Global assembling of Academicians, Researchers, Scholars & Industry to disseminate and exchange information at 100+ Allied Academics Conferences
Dr. Elaine Hurt received her PhD in Biochemistry, Molecular Biology and Biophysics from the University of Minnesota in 1999 where she studied estrogen receptor signaling cascades. Dr. Hurt did her post-doctoral studies at the National Institutes of Health in the laboratory of Dr. Louis Staudt elucidating the molecular mechanisms governing therapeutic responses in lymphoma and multiple myeloma patients. In 2010, Dr. Hurt joined MedImmune to lead their cancer stem cell group. Prior to joining MedImmune, Dr. Hurt was a Staff Scientist at the National Cancer Institute, where she focused primarily on identifying and targeting prostate cancer stem cells. In 2014, Dr. Hurt became Adjunct Associate Professor in the Department of Biochemistry and Molecular Biology at the University of Maryland. She is the co-inventor on several patents, has been an invited speaker at numerous conferences, and has published over 50 scientific articles.

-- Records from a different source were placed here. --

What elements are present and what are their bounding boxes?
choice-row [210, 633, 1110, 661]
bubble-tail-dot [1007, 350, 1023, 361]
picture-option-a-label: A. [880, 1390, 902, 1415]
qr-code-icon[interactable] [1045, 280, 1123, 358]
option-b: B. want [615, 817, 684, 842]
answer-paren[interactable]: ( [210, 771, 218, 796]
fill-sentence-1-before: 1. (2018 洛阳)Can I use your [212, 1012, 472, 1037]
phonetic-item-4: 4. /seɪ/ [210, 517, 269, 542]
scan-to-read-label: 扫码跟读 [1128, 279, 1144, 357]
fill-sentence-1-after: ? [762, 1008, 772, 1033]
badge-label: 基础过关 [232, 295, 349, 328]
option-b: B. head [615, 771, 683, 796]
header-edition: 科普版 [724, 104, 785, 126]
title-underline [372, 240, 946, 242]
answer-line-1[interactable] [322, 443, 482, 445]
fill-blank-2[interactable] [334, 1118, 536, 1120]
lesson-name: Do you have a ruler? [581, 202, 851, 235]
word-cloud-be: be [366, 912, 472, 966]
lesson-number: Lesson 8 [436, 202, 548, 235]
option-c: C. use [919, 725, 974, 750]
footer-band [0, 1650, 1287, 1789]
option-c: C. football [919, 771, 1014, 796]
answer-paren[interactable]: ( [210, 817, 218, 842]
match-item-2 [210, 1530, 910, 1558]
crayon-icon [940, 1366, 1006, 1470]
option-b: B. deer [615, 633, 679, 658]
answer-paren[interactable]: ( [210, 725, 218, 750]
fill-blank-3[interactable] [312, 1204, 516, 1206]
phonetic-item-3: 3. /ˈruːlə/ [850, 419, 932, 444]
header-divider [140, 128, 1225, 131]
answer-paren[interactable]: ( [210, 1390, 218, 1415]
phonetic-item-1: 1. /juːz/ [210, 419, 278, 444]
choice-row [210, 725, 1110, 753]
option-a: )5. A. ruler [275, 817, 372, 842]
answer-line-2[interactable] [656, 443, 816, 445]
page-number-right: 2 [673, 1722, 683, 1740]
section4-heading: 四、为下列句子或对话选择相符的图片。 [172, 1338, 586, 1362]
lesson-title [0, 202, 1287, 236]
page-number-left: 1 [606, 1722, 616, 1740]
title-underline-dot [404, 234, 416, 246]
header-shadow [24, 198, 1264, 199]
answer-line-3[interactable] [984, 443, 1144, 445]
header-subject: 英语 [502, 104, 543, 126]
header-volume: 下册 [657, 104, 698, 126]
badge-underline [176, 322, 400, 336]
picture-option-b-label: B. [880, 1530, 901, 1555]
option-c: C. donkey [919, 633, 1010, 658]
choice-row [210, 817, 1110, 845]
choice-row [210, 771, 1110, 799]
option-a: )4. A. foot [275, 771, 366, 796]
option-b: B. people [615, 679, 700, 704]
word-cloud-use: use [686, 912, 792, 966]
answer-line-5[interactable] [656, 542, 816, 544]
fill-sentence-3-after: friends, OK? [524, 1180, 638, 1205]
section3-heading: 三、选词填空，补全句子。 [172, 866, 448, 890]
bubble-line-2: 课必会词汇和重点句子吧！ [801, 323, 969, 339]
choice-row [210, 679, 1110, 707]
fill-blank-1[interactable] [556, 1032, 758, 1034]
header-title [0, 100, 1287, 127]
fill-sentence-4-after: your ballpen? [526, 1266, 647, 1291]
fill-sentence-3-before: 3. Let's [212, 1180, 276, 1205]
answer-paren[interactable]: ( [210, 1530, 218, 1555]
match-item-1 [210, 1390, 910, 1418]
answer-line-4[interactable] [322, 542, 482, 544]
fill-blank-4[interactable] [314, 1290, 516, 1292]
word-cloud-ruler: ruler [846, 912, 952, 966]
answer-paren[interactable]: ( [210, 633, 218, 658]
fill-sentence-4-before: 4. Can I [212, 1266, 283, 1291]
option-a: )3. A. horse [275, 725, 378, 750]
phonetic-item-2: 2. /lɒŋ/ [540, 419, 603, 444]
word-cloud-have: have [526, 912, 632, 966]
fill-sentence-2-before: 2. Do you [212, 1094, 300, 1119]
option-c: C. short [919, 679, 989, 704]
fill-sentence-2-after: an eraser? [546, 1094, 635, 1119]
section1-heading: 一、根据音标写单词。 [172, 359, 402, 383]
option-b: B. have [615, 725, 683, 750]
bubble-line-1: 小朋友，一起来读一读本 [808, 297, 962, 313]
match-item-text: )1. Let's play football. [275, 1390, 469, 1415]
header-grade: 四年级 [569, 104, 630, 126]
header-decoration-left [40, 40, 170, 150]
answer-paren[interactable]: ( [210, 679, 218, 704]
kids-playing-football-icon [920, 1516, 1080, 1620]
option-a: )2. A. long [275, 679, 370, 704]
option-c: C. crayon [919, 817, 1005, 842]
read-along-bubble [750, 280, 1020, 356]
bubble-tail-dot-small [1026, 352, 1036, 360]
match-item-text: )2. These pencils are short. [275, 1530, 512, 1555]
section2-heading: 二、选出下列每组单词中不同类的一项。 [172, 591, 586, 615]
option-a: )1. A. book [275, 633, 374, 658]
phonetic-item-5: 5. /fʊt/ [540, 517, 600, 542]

The Notch pathway plays a central role in the regulation of cellular growth and differentiation. There are 4 known receptors and 5 ligands in this pathway. While all receptors have been shown to be important in tumor biology, Notch4 continues to be implicated as a key mediator of cancer stem cell (CSC) biology. CSC-targeted biologics are an important part of a comprehensive oncology therapeutic strategy due to the role of CSCs in tumorigenesis, therapeutic resistance and patient relapse. Targeting this sub-population of cells is anticipated to lead to more durable patient responses. We have developed a human IgG1 antibody that targets the negative regulatory region of the Notch4 receptor, keeping it in an auto-inhibited state. We have determined Notch4 is expressed by CSCs of many solid tumors and is increased by cisplatin, a commonly used chemotherapy. Furthermore, uur anti-Notch4 antibody inhibits ovarian CSC growth in vitro and secondary tumor growth in vivo, consistent with depletion of CSCs. Combination of our anti-Notch4 antibody with cisplatin in ovarian tumor models demonstrates a more durable response than cisplatin alone, as expected with a CSC-combination therapeutic approach. Overall targeting Notch4 with an inhibitory antibody demonstrates superior ability, as compared with other Notch pathway inhibitors, to inhibit CSCs in preclinical models.